Our linkerd configuration:
apiVersion: v1
kind: ConfigMap
metadata:
name: l5d-config
namespace: (...)
data:
config.yaml: |-
admin:
ip: 0.0.0.0
port: 9990
namers:
- kind: io.l5d.k8s
experimental: true
host: localhost
port: 8001
telemetry:
- kind: io.l5d.prometheus
- kind: io.l5d.recentRequests
sampleRate: 0.25
usage:
orgId: linkerd-daemonset-grpc
routers:
- protocol: h2
label: outgoing
experimental: true
dtab: |
(...)
identifier:
kind: io.l5d.header.path
segments: 1
servers:
- port: 4140
ip: 0.0.0.0
apiVersion: extensions/v1beta1
kind: DaemonSet
metadata:
labels:
app: l5d
name: l5d
namespace: (...)
spec:
updateStrategy:
type: RollingUpdate
rollingUpdate:
maxUnavailable: 1
template:
metadata:
labels:
app: l5d
annotations:
linkerd. io/scrape: 'true'
prometheus. io/scrape: 'true'
spec:
volumes:
- name: l5d-config
configMap:
name: "l5d-config"
containers:
- name: l5d
image: buoyantio/linkerd:1.1.2
env:
- name: POD_IP
valueFrom:
fieldRef:
fieldPath: status.podIP
args:
- /io.buoyant/linkerd/config/config.yaml
ports:
- name: outgoing
containerPort: 4140
hostPort: 4140
- name: admin
containerPort: 9990
volumeMounts:
- name: "l5d-config"
mountPath: "/io.buoyant/linkerd/config"
readOnly: true
- name: kubectl
image: buoyantio/kubectl:v1.6.2
args:
- "proxy"
- "-p"
- "8001"
apiVersion: v1
kind: Service
metadata:
annotations:
"service.beta.kubernetes.io/aws-load-balancer-internal": 0.0.0.0/0
name: l5d
namespace: (...)
spec:
selector:
app: l5d
type: LoadBalancer
ports:
- name: outgoing
port: 4140
- name: incoming
port: 4141
- name: admin
port: 9990
Once the clients started using our application, the memory of our linkerd pods started increasing one by one. None of the pods were killed. Instead, there was a threshold in which the pod stopped receiving requests. Once all pods reached this state, the client couldn’t reach the API anymore.

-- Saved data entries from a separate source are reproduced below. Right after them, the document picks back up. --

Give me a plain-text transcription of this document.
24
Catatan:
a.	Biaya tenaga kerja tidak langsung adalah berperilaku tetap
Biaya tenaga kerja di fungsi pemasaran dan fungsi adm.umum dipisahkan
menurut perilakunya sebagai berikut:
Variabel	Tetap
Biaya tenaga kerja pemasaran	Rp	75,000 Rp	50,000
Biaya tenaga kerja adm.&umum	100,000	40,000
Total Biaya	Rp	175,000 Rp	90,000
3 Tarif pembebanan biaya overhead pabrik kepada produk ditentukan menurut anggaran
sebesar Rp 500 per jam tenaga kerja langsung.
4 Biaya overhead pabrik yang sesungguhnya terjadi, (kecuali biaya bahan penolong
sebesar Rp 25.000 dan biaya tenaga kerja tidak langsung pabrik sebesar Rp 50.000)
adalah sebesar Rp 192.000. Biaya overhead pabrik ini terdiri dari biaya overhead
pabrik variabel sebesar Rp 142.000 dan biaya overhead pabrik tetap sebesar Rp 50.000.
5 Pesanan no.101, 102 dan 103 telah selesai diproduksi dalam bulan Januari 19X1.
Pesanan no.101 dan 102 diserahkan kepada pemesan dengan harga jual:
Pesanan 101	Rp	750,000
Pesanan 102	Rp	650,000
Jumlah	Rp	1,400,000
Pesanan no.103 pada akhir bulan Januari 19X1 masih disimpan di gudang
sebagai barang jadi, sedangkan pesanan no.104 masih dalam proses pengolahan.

We tried several version changes, including linkerd, grpc and kubernetes, but issue persisted. Keep in mind our other server applications use the same configuration and didn’t seem to have this issue.
Our application returns a grpc status exception (on purpose) for almost half of the requests. For testing, we removed this exception throw and the issue stopped happening.
Still, why do the linkerd pods reach that state with exceptions? If an exception is thrown, how does linkerd deal with that connection?